Toplum olarak çok hassas dönemlerden, dolayısıyla sınavlardan geçiyoruz. Her toplumun grubun etnik yapının partinin meslek dalının... içinde, insan unsuru olan her grupta, iyi olan da vardır kötü olan da.. Bu kontrol edilemeyecek olandır. Bizlerin kontrol edebilecek olduğu ise içlerindeki iyileri ve kötüleri ayırmaya çalışmaktır. Birbirimizi dışlamadan.. Kötü olanları var diye külliyen bir grubu etnik yapıyı kötü bilip dışlamamalıyız. Yoksa oyunlara gelmiş oluruz.. Bizleri ayrıştırmaya çalışanlar kazanır.
Lütfen biri birimizden vazgeçmeyelim. Biz böyle, çok renkli, çok sesli halimizle; nice badireleri düşmana karşı beraber sırt sırta savaşarak vermiş ve bu ay yıldızlı bayrağı göndere dikmiş bir milletiz. Biz böyle güzel ve yıkılmaz bir ülkeyiz. Off söyledim rahatladım.
İnsani örf ve adetlerimizden gelen öz değerlerimizi unutmadan evvel insan olalım, sonra varsa kalem gücümüz, ve bu insani gereklileri içeren ruhu sindirerek yaşıyorsak eğer, yazdıklarımızı okuyanlar da kıymet verip, bunlar şiir diyorsa, o vakit, bu güzel ülkemin insanı ismimizin önüne Şairlik sıfatını ekler. Ancak o vakit bize şair denir.
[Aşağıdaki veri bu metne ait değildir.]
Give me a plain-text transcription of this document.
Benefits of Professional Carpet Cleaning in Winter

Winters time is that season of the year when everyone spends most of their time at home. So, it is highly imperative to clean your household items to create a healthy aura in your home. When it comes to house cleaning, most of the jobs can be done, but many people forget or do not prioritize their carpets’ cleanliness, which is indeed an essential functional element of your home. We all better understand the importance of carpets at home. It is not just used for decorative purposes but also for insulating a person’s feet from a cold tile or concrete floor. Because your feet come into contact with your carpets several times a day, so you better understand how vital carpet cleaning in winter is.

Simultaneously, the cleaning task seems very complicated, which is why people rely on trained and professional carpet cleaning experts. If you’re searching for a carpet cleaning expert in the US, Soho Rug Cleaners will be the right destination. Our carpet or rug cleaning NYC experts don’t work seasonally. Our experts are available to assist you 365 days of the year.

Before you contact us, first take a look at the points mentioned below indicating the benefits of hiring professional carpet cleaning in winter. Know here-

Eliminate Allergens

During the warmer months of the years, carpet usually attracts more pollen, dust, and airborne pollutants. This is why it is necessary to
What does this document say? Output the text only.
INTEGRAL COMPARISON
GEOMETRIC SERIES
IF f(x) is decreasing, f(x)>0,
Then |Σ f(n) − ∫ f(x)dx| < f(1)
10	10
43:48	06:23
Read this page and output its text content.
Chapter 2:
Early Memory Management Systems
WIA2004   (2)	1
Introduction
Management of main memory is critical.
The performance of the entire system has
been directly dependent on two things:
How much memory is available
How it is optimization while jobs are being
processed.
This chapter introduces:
Şiirinizde bulunan; sizin şairlik için dediğiniz benim ise insani gereklilik diye kabul ettiğim yönelgelerin hepsine harfiyen iştirak ediyorum.
Şiirinizi canı gönülden kutluyorum Nimet hanımcığım.
Umarım insanlarımıza feyz olur.
Sevgi ve Saygılarımla
Şiir tanımlarınızda da çok güzel ifade ettiğiniz gibi insanı ve insanı uzaktan yakından ilgilendiren herşeyi anlatır..Şiirde etnik yapının bir etkisi olamaz elbette yaşanılanlar farklı olsa bile hisseddilen herkeste aynıdır..
kutluyorum güzel şiirinizi, bilgilendirme için teşekkürler..
Tüm sanatlar genel itibariyle beynelmilel (uluslararası) olmalı, ben de bu görüşe katılıyorum. Sanatta çizgi, sınır olmamalı, her ülkeden, her dinden ve her dilden insan sanat dallarında ortak bir noktada buluşabilmeli.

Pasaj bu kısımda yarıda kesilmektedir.